Anyone in the world who has been come to Hanoi once will probably tell you that it may be the most beautiful and unique city in all of the Asian countries – Hanoians have settled here along the ancient Red River for a thousand years
The time taxi into the city from Noi Bai Airport takes about one and a half hour and offers you some poignant glimpses of modern Hanoian life: farmers talking care of their fields, huge size rivers, modern highways that abruptly become bumpy and old roads.
The trip is especially breathtaking at sunset when the roads fill with bicycles and motorbikes, and everything assumes the same kind of colors as the modern paintings you see in Hanoi’s pictures.
On the side of the city, the road seems to be a maze of narrow, winding, narrow and wooded lanes. You are surrounded by shop roadside artisans, and taverns, then by commuters on bicycles and graceful villas, motorbikes, and cyclos. Modern buildings as paris architecture from the time when Vietnam still a part of French domination appear from nowhere, looking so out of space that you will wonder if they were dropped from the high sky and just left where they came to relax. While you think and tell yourself that nothing as illegitimate as Hanoi can be so beautiful and unique, you cannot help but be dazzled.

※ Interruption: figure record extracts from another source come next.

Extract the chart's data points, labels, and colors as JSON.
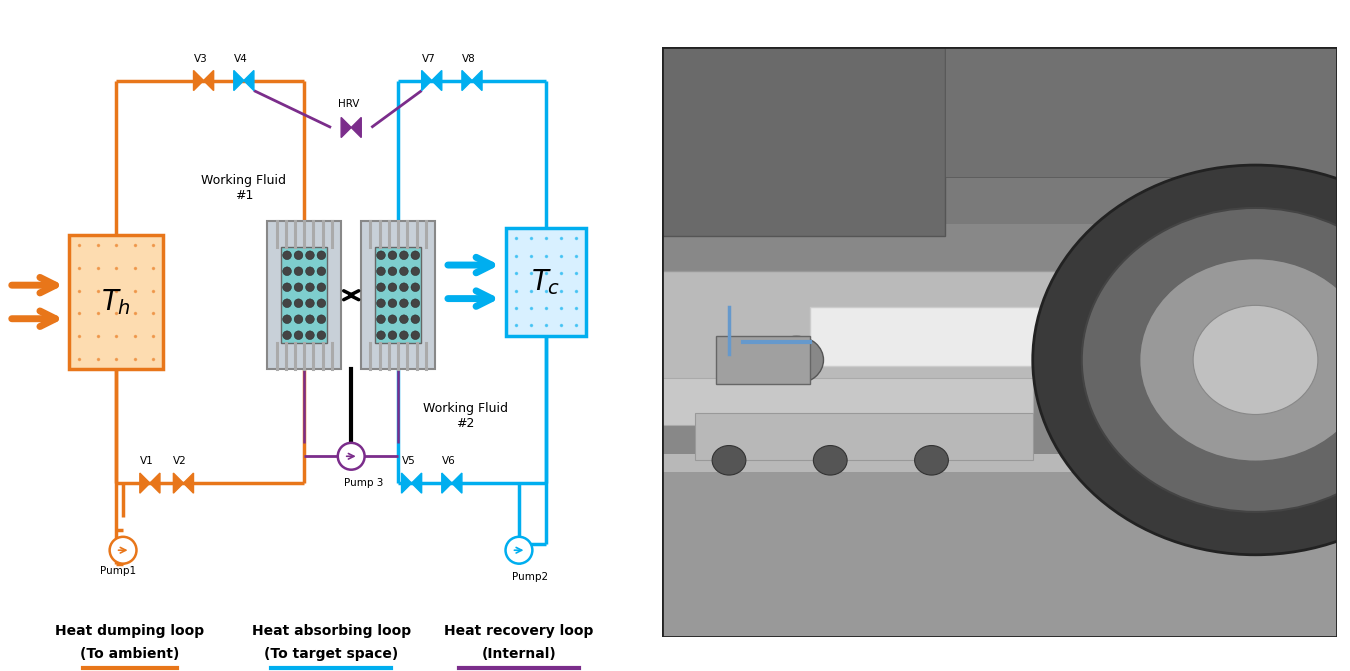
{
  "fig_width": 13.5,
  "fig_height": 6.71,
  "bg_color": "#ffffff",
  "orange_color": "#E8761A",
  "blue_color": "#00AEEF",
  "purple_color": "#7B2D8B",
  "gray_color": "#909090",
  "photo_bg": "#c8c8c8",
  "Th_label": "$T_h$",
  "Tc_label": "$T_c$",
  "label1": "Heat dumping loop",
  "label1b": "(To ambient)",
  "label2": "Heat absorbing loop",
  "label2b": "(To target space)",
  "label3": "Heat recovery loop",
  "label3b": "(Internal)"
}
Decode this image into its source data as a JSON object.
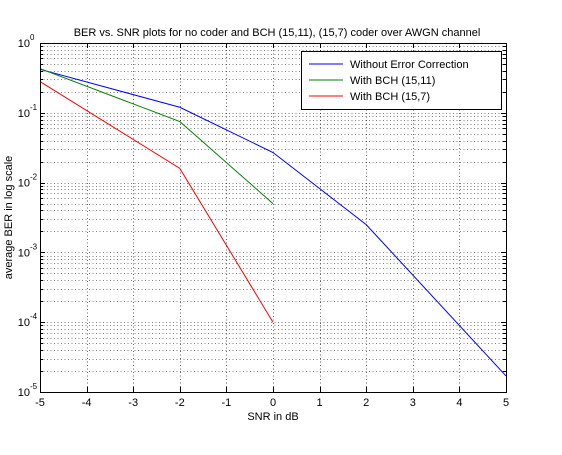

taxis, motorbike, bicycle renting, and hired cars are very easy to find in Hanoi. If you make a plan for a long visit you can consider renting a motorbike or bicycle , one tip for you, if you really want to enjoy Hanoi you should come around with a local guide and you can have a free walking tours Hanoi here
Street Vendors are omnipresent in Hanoi
The north part of Sword Lake ( Hoan Kiem Lake ) is a group of Hanoi which name “ground zero.” Practically all the city’s tourist shops, cafés and economical hotels catering to everyone are located here. Not only is it the most ancient and oldest part of the city,
it is the busiest, most crazy, attractive and interesting. Every street is intimate, winding, and shady. At night the beautiful and colorful lights of storefronts keep the streets animated and lit.
Depending on which kind of guidebook on websites you read, this part of Hanoi is normally called the “Old Quarter,” the “36 streets,” and “Ancient Quarter.” It is wedged between the levies that protect the city from the Red River, the northern shore of Hoan Kiem Lake and the walls of the ancient Citadel.
The 36 old little streets in the quarter are each named for a commodity, good or product once sold by all the businesses on that street for a long time in the past. Streets here are named for the jewelry, medicine, copper, fans, horse hair, chicken, and even coffins once sold on them.
This simple explains why the names of some of the longer streets unintelligible vary after one or two blocks. As you discover, you will still happen upon entire blocks of paper goods merchants, tailors, tinsmiths, and lacquerware makers.